Flowers to bring back bees to Gnejna valley in extensive restoration programme

In Wied il-Gnejna, invasive and non-native vegetation will be replaced with indigenous plants and works will stabilise valley banks and reduce flooding

The Ministry for the Environment has embarked on an extensive valley restoration programme aimed at restoring eco-systems and stopping soil erosion in five major valley systems in Malta.

One of the first targets for restoration is Wied il-Gnejna where invasive and non-native vegetation will be replaced with indigenous plants to re-create riparian habitats and works will be undertaken to stabilise valley banks and reduce the flooding in Triq il-Gnejna.

The growing of new plants will contribute to limit the re-introduction of invasive species and reduce sediment and soil loss, thus minimising future maintenance costs.

Among the species to be introduced are plant species, which will help to attract pollinating insects in the area for the benefit of agricultural areas in the valley.

The planting schemes will include Arbutus Unedo (Strawberry tree) which flowers in autumn and is very important for bees, Myrtus Communis (Rihan) which flowers in spring and early summer, Erica multiflora (the Mediterranean heath) which flowers in winter and the Vitex Agnus-Castus (the Chaste Tree) which is very important for bumble bees and other solitary bees which are becoming quite rare in Malta.

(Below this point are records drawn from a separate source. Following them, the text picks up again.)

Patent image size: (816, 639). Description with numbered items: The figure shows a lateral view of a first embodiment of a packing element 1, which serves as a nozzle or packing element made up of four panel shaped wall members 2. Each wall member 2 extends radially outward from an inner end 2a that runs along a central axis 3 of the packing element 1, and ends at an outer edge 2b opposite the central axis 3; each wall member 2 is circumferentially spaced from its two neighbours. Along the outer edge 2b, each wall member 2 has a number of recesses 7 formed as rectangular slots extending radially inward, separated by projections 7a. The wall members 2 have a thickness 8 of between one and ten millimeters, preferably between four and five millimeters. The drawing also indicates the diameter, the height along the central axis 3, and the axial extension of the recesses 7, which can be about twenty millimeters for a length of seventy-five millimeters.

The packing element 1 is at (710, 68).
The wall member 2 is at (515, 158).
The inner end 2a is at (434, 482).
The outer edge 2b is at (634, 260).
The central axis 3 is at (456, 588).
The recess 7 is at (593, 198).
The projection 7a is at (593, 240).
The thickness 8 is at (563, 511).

Enhanced water conservation will be achieved through the removal of sediment from behind the dam at Wied tal-Gnejna, allowing increased water retention and improved aquifer recharge capability.

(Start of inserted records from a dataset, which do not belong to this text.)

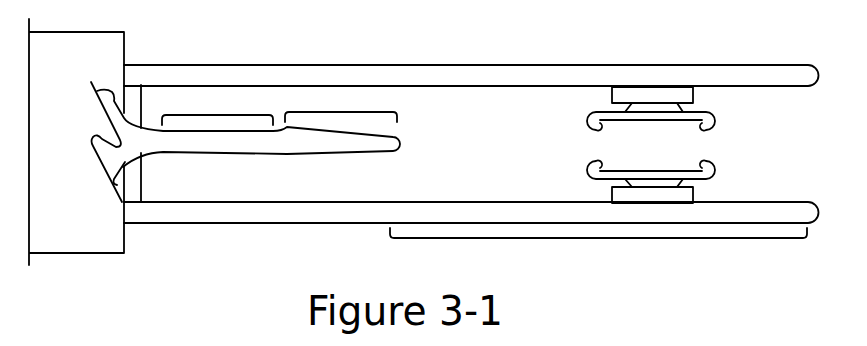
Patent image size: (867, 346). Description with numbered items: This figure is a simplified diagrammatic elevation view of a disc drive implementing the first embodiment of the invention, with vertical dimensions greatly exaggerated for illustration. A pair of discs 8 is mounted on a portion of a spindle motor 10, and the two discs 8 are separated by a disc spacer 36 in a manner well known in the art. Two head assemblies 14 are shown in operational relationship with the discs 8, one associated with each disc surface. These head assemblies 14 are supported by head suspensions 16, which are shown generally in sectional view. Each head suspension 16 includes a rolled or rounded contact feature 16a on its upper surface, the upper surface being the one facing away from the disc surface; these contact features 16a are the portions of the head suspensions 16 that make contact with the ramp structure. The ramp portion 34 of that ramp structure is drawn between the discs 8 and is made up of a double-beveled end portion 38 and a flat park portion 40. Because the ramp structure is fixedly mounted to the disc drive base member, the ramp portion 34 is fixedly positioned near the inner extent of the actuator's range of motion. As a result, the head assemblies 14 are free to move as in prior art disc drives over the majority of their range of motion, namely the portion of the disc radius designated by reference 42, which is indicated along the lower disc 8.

The spindle motor 10 is at (66, 227).
The discs 8 is at (728, 75).
The head assemblies 14 is at (649, 97).
The head suspensions 16 is at (713, 121).
The contact features 16a is at (588, 160).
The ramp portion 34 is at (290, 142).
The disc spacer 36 is at (128, 183).
The double-beveled end portion 38 is at (342, 112).
The park portion 40 is at (217, 115).
The portion of the disc radius 42 is at (587, 238).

Works will also involve the removal of sediment, which has accumulated in valleys. Silt is presently creating an obstacle for the flow of rainwater, which is leading to flooding of agricultural fields and roads. Also, dams found downstream shall be cleaned from silt and other material, which has been carried with the rainwater. The cleaning will help to enhance the water capacity of these dams leading to a better recharge of the underlying water table.

This project will contribute to the restoration of rural infrastructure such as dry-stone rubble walls and will include the re-construction of an arched masonry bridge.

The restoration programme is to be undertaken in Malta’s five main valley systems namely Wied Garnaw (Santa Lucija), Wied tal-Gnejna (Mgarr), Wied ir-Rum (Dingli), Wied il-Fiddien and Wied Ghomor (San Gwann/Swieqi), and particularly in valley stretches located in intensive agricultural areas.

The project is being undertaken by The Directorate for Parks, Afforestation and Countryside Restoration in close collaboration with the Environment and Resources Authority.